Novartis Institutes for Biomedical Research, Cambridge, MA, USA.
Massachusetts General Hospital Cancer Center, Department of Medicine, Harvard Medical School, Boston, MA, USA.
Nat Commun. 2021 May 27;12(1):3199. doi: 10.1038/s41467-021-23394-4.

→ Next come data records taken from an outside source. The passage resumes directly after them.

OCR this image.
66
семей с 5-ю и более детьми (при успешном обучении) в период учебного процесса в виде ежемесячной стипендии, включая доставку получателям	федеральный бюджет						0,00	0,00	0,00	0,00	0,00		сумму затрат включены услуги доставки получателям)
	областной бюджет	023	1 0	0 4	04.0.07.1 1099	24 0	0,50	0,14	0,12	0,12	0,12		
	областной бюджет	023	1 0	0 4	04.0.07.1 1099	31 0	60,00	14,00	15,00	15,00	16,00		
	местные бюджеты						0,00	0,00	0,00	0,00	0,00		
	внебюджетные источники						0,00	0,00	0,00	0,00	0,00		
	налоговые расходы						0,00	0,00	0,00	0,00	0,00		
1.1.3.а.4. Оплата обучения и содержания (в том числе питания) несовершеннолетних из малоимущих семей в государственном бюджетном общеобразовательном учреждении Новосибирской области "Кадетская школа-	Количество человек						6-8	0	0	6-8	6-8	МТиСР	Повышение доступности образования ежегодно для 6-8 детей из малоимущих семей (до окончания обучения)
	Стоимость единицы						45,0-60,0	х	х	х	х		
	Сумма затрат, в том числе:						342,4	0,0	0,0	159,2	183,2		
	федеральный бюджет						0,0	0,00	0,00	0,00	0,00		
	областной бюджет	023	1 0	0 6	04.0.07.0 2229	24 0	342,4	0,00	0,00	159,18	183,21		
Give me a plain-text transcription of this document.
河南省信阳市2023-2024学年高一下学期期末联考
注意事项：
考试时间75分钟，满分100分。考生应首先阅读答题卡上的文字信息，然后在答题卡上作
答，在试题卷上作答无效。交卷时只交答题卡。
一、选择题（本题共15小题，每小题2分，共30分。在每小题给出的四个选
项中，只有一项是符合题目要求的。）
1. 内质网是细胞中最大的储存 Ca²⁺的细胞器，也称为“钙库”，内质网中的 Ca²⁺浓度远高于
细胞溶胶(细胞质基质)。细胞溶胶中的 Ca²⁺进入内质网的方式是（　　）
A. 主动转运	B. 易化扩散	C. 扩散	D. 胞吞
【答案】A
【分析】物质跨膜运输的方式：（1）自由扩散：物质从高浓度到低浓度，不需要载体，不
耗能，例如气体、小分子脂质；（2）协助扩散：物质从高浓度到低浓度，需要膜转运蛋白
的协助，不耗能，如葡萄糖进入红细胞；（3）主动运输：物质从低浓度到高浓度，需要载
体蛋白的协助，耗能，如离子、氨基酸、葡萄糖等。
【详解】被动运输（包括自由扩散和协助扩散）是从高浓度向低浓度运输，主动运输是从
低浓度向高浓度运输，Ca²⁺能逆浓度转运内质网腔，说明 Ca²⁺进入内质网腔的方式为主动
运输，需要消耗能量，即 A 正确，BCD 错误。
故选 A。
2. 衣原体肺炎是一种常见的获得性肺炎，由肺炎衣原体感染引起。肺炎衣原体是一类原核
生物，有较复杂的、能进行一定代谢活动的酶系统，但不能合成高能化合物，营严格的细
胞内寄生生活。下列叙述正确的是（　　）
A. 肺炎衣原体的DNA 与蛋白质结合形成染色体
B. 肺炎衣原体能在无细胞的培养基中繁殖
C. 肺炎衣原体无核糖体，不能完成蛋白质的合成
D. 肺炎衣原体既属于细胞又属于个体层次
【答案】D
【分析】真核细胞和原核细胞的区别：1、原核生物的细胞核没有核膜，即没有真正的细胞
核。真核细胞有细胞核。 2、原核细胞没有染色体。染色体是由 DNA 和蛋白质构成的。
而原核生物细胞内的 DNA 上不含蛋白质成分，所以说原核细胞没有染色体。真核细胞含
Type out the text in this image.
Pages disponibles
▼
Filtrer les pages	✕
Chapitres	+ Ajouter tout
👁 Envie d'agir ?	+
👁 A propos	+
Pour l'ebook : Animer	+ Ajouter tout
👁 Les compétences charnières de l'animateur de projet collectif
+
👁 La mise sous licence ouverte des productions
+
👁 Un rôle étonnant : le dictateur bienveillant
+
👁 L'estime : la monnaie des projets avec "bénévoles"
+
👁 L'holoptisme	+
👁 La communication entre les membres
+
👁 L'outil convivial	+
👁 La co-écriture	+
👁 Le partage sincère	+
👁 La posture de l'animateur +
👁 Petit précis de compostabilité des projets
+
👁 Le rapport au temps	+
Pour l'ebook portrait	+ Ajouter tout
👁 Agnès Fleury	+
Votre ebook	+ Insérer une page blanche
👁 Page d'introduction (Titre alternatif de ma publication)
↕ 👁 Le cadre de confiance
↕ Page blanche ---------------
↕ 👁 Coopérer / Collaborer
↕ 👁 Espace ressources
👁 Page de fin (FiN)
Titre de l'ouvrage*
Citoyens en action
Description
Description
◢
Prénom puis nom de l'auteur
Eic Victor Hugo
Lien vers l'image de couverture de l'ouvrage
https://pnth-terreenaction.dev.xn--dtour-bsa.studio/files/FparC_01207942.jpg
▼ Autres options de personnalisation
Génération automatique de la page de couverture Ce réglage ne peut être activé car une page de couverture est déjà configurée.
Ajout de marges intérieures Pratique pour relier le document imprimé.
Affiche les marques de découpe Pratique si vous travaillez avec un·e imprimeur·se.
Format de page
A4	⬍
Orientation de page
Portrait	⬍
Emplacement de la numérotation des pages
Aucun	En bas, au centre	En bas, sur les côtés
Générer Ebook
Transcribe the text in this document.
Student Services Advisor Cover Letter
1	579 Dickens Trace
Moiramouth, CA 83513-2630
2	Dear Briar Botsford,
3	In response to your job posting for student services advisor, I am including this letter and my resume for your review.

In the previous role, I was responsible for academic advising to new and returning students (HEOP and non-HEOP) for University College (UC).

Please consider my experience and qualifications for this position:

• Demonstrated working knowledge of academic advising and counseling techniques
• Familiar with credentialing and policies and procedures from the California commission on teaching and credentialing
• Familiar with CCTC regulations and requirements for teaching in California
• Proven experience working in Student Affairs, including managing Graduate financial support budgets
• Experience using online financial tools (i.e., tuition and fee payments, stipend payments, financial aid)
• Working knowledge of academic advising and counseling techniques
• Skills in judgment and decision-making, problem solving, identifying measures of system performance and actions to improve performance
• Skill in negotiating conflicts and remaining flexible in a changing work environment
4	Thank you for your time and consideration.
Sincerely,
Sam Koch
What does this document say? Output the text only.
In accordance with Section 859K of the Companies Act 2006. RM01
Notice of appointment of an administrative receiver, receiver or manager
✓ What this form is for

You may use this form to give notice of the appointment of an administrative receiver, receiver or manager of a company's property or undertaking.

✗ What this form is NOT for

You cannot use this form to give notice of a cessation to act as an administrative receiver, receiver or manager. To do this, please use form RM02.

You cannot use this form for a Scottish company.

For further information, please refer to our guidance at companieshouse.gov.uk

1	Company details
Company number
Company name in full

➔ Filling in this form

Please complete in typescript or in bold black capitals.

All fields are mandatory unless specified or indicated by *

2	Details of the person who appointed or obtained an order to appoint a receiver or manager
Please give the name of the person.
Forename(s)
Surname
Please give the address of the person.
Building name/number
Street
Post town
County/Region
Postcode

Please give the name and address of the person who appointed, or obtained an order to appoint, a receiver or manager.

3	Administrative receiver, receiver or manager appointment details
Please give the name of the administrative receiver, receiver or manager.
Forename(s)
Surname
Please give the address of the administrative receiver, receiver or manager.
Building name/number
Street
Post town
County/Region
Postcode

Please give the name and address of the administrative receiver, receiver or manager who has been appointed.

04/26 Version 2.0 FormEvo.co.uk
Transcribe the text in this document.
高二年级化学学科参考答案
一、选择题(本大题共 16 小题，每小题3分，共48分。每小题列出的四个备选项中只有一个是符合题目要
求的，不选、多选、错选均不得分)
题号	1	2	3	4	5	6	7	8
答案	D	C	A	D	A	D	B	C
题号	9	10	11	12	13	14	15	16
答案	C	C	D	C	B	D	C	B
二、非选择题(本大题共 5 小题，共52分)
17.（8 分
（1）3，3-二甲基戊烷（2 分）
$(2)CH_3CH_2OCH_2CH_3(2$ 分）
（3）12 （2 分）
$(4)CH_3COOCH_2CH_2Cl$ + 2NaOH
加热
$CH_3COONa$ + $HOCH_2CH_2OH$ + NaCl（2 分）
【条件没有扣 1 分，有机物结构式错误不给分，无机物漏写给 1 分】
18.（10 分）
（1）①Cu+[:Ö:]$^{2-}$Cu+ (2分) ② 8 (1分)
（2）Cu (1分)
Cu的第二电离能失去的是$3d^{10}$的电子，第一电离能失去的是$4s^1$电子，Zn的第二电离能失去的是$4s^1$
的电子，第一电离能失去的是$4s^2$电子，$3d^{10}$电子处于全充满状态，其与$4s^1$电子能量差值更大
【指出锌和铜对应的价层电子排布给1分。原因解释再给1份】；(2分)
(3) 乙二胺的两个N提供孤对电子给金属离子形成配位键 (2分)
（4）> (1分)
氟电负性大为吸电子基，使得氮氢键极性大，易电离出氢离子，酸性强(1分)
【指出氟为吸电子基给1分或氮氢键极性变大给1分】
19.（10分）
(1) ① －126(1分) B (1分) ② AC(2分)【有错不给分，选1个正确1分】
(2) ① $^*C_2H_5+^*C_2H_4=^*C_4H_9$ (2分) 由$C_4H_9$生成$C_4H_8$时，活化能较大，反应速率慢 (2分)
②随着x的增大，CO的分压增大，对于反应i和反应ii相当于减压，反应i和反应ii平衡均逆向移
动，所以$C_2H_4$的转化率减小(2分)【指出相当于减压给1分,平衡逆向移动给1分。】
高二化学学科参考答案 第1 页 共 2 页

In patients with metastatic cancer, spatial heterogeneity of somatic alterations may lead to incomplete assessment of a cancer's mutational profile when analyzing a single tumor biopsy. In this study, we perform sequencing of cell-free DNA (cfDNA) and distinct metastatic tissue samples from ten rapid autopsy cases with pre-treated metastatic cancer. We show that levels of heterogeneity in genetic biomarkers vary between patients but that gene expression signatures representative of the tumor microenvironment are more consistent. Across nine patients with plasma samples available, we are able to detect 62/62 truncal and 47/121 non-truncal point mutations in cfDNA. We observe that mutation clonality in cfDNA is correlated with the number of metastatic lesions in which the mutation is detected and use this result to derive a clonality threshold to classify truncal and non-truncal driver alterations with reasonable specificity. In contrast, mutation truncality is more often incorrectly assigned when studying single tissue samples. Our results demonstrate the utility of a single cfDNA sample relative to that of single tissue samples when treating patients with metastatic cancer.
在转移性癌症患者中,体细胞改变的空间异质性可能导致在分析单个肿瘤活检时对癌症的突变谱进行不完全评估。在这项研究中,我们对十个经过预处理的转移性癌症快速尸检病例的游离 DNA(cfDNA)和不同的转移性组织样本进行了测序。我们表明,遗传生物标志物的异质性水平在患者之间存在差异,但代表肿瘤微环境的基因表达特征更为一致。在有血浆样本的九名患者中,我们能够在 cfDNA 中检测到 62/62 个主干和 47/121 个非主干点突变。我们观察到 cfDNA 中的突变克隆性与检测到突变的转移病变数量相关,并利用该结果得出一个克隆性阈值,以合理的特异性对主干和非主干驱动突变进行分类。相比之下,当研究单个组织样本时,突变截断性更常被错误分配。我们的研究结果表明,在治疗转移性癌症患者时,与单个组织样本相比,单个 cfDNA 样本具有更大的优势。